How would you define your artistic practice?

As chronically dramatic. Having a strong relation with dramatic arts, and at the same time being sort of chronically online, I try to make sense of all the things around me through the language of performativity and digital culture. While working with theatre texts or literature or sometimes made-up narratives, my reaction is to get lost and wander towards unexpected paths. Or, in other words, I like to experiment. The way I relate to a subject or material is to think of it as essentially transformative. And as my practice often involves stories, it’s mostly a way to read various forms of fiction and reassemble and materialize them through the subjectivity of technologies.

Last year you had a solo show at Plan B gallery, in Berlin. How is your relationship with the art market?

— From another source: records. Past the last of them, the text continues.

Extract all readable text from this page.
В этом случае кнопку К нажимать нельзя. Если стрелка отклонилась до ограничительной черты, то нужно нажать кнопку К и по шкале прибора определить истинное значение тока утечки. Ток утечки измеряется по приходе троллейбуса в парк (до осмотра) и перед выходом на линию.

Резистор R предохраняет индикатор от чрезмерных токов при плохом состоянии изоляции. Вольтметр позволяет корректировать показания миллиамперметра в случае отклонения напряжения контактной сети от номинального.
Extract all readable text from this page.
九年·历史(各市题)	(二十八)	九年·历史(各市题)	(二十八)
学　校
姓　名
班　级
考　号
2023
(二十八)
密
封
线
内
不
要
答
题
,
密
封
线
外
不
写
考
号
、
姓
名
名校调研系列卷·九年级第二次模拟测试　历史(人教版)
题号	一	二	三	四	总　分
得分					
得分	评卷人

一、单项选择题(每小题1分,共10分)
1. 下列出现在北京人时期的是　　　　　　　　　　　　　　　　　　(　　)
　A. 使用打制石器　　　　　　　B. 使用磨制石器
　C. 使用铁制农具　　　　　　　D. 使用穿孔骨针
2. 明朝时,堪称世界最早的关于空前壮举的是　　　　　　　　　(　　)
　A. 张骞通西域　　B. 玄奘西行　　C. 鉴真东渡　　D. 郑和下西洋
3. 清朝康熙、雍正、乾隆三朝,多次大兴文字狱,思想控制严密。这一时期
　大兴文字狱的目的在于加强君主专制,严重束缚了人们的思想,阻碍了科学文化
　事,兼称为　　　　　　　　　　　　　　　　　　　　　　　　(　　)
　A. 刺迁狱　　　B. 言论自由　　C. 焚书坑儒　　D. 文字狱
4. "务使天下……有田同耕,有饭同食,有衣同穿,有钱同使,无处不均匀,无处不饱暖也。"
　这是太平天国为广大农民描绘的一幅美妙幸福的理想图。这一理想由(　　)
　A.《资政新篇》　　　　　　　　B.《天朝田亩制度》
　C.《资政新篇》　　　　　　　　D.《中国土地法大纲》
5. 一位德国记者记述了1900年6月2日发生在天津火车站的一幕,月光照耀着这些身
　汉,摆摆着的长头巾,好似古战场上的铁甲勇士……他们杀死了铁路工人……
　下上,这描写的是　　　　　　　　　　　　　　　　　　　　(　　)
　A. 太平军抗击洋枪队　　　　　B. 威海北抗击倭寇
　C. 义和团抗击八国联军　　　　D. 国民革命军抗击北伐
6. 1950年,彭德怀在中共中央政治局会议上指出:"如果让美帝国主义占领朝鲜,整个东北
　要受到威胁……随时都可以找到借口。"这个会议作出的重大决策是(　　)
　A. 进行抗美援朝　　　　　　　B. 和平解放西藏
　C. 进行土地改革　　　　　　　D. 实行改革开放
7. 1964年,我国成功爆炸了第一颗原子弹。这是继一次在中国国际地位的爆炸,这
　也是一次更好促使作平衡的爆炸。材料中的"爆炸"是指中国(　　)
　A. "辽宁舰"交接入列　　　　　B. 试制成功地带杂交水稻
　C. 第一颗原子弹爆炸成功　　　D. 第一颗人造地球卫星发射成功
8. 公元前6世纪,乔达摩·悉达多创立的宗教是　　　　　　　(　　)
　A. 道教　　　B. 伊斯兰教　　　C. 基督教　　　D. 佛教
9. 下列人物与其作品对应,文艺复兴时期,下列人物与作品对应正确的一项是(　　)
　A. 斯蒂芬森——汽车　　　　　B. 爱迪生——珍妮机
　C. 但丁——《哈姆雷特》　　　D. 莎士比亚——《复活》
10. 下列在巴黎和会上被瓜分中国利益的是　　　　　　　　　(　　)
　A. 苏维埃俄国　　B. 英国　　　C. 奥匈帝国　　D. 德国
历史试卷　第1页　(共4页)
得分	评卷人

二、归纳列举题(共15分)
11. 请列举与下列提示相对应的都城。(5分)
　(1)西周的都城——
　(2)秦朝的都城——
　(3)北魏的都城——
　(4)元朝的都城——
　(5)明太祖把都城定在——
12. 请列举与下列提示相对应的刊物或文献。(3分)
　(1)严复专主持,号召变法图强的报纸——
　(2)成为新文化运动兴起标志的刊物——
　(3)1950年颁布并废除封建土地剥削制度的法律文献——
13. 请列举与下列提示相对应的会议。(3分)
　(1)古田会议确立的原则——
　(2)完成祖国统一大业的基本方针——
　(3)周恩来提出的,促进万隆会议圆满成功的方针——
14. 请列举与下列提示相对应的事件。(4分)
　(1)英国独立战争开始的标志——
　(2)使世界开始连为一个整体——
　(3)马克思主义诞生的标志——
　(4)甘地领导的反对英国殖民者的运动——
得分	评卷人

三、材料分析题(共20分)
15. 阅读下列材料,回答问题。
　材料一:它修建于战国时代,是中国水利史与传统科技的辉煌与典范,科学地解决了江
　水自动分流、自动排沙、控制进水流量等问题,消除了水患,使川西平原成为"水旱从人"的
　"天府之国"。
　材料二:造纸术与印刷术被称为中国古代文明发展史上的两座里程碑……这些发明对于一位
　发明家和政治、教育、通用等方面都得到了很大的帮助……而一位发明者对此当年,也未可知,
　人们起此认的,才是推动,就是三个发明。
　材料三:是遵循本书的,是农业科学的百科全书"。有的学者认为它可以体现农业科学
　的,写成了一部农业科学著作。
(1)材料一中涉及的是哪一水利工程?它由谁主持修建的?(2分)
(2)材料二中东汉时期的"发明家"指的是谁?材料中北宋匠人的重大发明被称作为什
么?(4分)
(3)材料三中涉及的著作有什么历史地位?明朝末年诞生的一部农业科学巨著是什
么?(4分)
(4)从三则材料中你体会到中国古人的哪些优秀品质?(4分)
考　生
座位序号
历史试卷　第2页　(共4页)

I had a really good experience with Plan B that did draw some curious eyes. In relation to the art market it really made me more aware of the autonomy an artist has over their own work when the conditions for making and showing art are in what it feels like an ideal form. I am very thankful and feel quite privileged for having this level of care for my work that in return gave me a lot of trust in the fact that the work of artists is quite valuable. 

Fantasy plays a big part in your practice. How do you see these fantasy tropes evolving within contemporary arts?

As we feel a constant challenge of the status-quo, and an approaching significant turn in the way we organize ourselves in relation to otherness, I feel like fantasy plays a huge part in shaping narratives for what is yet to come. Dominating these fantasy tropes in the present, and probably for some of the foreseeable future, is mostly based on nostalgia. It can be a historical fantasy or an imaginary future but it’s mostly nonstop nostalgia.

What inspires you these days?

I saw not so long ago the 2007 anime series called Claymore, and it was quite amazing and very inspiring. From about the same time there is a TV show called Kid Nation that I also saw recently, and it was a memorable experience. The Blazing World by Margaret Cavendish written in 1666 is also a story that stuck with me recently.